The man glassed the road, watching the long procession slump south across the valley, armed and ragged like a band of crusaders for some dark creed. The rain caught them earlier, somewhere further north, and now they were wet to the bone, all of them, their eyes all downcast save a pair who looked like the guards, janissaries still young and with enough energy to lift their heads to watch the tree-line and all the darkness that lay beyond it.

The years had brought many swart beliefs to the land and the man had seen blood cults and bridge trolls, men driven mad with hunger and terror and loss. But this group was different. Each wore something that was once brightly colored but now ratted to the color of the ground and the slate sky. One man wore a scarf, once red, another wore a shiny green hat gone the color of oil on pavement.

This group had their own queens, two women, thin and frail as birds, slumped on car seats attached to a metal litter and carried by a team of slaves, four on each side. The women wore on their heads some sort of stuffed regalia – one woman, who looked asleep or dead, wore a red bird with wary eyes and the other wore something porcine in appearance, with a dull grin. The green pig covered the woman’s body as well and her arms stuck out like straws. Some of the stuffing had left it and it had been hastily taped shut but now the pig was deflated, like a Jack o’lantern left too long in the cool night.

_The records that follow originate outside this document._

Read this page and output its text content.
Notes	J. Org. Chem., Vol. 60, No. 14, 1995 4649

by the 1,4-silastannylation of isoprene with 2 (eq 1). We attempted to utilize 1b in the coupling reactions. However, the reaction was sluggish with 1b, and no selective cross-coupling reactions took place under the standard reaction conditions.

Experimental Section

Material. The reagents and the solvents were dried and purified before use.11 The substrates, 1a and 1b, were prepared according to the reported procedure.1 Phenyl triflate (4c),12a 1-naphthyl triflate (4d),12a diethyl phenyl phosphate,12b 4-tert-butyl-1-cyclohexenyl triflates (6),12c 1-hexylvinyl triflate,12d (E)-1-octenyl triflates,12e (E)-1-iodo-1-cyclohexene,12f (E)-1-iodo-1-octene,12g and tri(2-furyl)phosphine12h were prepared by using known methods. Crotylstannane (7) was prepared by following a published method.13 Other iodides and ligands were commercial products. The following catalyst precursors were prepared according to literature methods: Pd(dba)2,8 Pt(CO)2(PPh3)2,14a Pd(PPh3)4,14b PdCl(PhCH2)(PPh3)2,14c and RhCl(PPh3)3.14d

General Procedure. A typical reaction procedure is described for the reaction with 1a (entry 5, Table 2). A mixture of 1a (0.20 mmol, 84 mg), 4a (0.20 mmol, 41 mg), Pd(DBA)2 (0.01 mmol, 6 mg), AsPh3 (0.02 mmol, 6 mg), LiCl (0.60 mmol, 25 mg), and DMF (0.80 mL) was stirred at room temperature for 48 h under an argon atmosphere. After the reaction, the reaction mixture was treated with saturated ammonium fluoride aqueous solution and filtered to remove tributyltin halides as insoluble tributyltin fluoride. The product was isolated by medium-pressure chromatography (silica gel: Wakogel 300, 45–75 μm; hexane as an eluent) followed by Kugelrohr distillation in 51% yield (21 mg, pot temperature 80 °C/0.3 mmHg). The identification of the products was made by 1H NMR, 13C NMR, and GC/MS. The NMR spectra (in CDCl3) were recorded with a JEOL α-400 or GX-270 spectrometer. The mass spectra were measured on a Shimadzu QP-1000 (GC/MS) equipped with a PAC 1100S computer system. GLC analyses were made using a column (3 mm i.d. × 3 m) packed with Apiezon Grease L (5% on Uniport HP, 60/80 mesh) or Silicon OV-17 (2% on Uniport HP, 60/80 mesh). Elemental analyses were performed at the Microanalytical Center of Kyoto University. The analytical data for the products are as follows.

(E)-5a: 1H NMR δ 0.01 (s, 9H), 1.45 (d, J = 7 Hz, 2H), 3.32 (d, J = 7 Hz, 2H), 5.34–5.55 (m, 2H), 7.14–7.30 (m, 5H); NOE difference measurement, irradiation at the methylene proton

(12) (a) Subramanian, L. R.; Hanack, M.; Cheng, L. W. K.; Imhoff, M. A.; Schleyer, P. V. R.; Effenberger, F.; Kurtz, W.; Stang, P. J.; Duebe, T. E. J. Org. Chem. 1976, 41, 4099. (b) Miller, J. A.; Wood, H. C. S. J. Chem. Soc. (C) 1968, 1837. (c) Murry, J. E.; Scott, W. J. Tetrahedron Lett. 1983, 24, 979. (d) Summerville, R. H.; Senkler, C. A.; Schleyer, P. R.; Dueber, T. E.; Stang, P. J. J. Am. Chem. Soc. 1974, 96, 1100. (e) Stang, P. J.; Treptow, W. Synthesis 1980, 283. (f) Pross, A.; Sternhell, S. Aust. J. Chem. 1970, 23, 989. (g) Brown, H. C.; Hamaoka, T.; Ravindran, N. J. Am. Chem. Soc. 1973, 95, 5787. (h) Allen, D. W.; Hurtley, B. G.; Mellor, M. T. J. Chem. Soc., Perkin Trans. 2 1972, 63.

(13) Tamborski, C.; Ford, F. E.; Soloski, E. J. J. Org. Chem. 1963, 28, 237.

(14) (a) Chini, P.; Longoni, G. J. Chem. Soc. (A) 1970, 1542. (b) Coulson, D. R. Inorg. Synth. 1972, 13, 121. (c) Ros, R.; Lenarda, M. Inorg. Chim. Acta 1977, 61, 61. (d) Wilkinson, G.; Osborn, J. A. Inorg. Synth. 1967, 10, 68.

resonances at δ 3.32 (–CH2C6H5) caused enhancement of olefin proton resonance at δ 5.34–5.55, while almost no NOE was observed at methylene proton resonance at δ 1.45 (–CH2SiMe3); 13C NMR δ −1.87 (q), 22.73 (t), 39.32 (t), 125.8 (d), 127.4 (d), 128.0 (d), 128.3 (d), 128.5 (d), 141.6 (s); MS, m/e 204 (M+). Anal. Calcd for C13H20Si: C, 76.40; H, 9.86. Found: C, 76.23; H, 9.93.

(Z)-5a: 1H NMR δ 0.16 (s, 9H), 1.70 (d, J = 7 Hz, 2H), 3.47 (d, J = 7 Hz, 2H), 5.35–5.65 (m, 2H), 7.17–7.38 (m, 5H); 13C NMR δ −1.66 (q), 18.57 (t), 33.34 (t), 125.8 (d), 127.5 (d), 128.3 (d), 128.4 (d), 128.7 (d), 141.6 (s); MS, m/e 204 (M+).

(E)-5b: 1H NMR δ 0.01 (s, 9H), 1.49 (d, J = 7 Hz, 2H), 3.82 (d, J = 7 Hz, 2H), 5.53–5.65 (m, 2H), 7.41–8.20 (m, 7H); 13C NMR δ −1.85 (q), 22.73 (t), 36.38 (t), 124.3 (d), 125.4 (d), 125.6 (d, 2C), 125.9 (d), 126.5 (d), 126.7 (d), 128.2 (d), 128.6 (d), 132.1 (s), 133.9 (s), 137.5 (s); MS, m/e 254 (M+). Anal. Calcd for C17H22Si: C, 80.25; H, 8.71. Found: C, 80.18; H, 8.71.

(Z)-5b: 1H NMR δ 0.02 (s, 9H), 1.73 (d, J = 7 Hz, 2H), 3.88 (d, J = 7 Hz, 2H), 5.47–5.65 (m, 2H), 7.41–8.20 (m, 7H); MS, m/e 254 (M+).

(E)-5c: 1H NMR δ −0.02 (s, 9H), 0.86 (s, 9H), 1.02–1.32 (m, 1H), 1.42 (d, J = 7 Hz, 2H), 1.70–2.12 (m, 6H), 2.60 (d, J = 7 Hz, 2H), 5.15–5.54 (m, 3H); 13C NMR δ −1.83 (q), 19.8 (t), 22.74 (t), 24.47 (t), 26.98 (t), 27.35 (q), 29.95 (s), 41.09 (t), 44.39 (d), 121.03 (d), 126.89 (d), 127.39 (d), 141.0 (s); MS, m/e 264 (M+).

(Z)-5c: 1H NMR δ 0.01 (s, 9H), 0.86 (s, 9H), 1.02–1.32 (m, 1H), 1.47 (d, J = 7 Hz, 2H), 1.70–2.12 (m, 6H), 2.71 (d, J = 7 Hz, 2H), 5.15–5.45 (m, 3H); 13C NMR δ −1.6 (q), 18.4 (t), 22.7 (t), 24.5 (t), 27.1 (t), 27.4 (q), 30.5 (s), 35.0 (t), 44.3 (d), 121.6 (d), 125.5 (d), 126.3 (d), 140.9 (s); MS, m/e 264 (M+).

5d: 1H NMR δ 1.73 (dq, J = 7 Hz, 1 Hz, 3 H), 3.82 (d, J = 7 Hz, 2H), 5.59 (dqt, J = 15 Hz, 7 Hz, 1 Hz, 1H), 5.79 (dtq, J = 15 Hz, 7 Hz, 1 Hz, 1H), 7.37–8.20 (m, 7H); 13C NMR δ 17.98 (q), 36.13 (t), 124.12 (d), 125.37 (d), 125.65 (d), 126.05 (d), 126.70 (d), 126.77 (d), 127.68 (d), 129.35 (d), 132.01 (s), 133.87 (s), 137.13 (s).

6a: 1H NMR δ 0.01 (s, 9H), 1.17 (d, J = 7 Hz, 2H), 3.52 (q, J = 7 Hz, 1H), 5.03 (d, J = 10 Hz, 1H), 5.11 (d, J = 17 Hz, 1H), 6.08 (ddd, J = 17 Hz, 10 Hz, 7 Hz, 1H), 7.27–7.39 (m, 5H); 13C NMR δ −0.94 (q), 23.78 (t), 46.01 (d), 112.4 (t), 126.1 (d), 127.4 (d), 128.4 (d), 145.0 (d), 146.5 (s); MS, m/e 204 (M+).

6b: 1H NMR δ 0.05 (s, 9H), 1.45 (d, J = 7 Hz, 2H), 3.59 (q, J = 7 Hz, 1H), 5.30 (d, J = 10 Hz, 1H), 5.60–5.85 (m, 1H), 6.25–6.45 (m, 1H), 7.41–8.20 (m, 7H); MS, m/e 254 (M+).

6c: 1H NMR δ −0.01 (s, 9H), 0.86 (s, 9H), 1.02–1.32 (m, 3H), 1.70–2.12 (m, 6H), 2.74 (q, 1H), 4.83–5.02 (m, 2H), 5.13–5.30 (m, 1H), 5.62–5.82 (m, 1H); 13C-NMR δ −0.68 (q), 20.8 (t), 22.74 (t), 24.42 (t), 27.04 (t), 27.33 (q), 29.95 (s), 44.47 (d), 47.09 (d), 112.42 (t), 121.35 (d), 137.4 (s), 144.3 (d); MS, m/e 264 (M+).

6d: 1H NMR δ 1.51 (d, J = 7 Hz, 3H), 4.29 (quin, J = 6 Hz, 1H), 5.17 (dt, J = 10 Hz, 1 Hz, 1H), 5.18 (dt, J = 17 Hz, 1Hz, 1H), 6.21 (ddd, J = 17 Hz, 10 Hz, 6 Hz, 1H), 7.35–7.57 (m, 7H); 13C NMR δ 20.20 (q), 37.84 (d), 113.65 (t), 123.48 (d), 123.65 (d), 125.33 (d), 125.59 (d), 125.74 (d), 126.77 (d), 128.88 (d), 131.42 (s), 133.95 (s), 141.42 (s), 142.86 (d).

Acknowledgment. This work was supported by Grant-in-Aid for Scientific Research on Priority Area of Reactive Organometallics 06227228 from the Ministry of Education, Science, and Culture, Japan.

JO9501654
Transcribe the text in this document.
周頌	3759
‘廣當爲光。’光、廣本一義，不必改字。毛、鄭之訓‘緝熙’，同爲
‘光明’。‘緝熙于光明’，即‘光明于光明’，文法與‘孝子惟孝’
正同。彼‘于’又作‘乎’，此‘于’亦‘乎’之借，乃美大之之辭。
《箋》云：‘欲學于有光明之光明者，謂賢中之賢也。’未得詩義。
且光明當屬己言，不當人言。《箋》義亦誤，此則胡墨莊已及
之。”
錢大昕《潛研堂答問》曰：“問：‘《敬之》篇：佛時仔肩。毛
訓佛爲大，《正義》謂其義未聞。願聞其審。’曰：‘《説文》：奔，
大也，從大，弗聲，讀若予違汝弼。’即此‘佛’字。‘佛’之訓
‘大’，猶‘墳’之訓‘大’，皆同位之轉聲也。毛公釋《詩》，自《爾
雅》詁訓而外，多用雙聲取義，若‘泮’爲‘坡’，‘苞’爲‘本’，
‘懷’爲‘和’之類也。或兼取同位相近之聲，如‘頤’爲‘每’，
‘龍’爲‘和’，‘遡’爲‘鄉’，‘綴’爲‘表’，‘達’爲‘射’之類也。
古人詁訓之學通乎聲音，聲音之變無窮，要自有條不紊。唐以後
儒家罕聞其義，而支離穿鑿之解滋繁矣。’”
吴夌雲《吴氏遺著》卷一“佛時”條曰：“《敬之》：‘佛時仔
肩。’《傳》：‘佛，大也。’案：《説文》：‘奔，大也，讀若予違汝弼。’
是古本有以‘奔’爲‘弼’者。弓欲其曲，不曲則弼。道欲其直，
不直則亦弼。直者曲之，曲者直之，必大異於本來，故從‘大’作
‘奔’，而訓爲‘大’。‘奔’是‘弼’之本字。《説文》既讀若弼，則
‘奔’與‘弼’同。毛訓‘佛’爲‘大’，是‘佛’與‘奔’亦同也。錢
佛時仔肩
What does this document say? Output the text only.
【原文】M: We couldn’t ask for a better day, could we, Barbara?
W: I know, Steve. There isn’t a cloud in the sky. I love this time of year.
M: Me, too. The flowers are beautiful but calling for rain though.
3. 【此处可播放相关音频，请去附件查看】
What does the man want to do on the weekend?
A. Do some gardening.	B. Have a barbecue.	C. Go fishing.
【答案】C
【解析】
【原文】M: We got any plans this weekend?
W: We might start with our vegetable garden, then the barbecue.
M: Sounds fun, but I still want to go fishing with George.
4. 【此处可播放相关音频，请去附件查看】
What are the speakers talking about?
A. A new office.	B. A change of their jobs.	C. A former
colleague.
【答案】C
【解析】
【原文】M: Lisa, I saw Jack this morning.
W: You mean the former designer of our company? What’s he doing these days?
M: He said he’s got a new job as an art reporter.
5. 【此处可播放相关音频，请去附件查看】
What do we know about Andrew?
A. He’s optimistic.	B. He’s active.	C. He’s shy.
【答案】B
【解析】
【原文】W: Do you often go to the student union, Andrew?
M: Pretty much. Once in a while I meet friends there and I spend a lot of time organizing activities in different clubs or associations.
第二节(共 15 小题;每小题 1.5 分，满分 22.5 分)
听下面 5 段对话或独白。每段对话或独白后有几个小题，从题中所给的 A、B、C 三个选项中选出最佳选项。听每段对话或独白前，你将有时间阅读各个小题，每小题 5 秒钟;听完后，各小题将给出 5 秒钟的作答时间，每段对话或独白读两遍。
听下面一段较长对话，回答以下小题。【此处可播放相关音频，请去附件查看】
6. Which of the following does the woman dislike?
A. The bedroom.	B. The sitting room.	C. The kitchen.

A yellow crown, carefully washed to the point of bleaching, lay perched on the pig’s lopsided head.

What these headdresses meant the man did not know, and how these two women so bedecked assuaged this band’s fear was also a mystery. The land threw up strange prophets these days and one man’s sunken-eyed woman was another man’s celestial bride. The band clattered on, the litter groaning and their worn shoes flapping on the broken pavement like the slap of a branch on an abandoned barn. The man lay back, waiting for their passage, hoping none of them saw him high in the brush. They did not, and soon he was alone again, the sound of the rain gathering around him and an afterimage flare of the red bird (when was the last time he saw a live bird? Ten years? Twenty? Time was impossible here) still maddening him in the dead dark.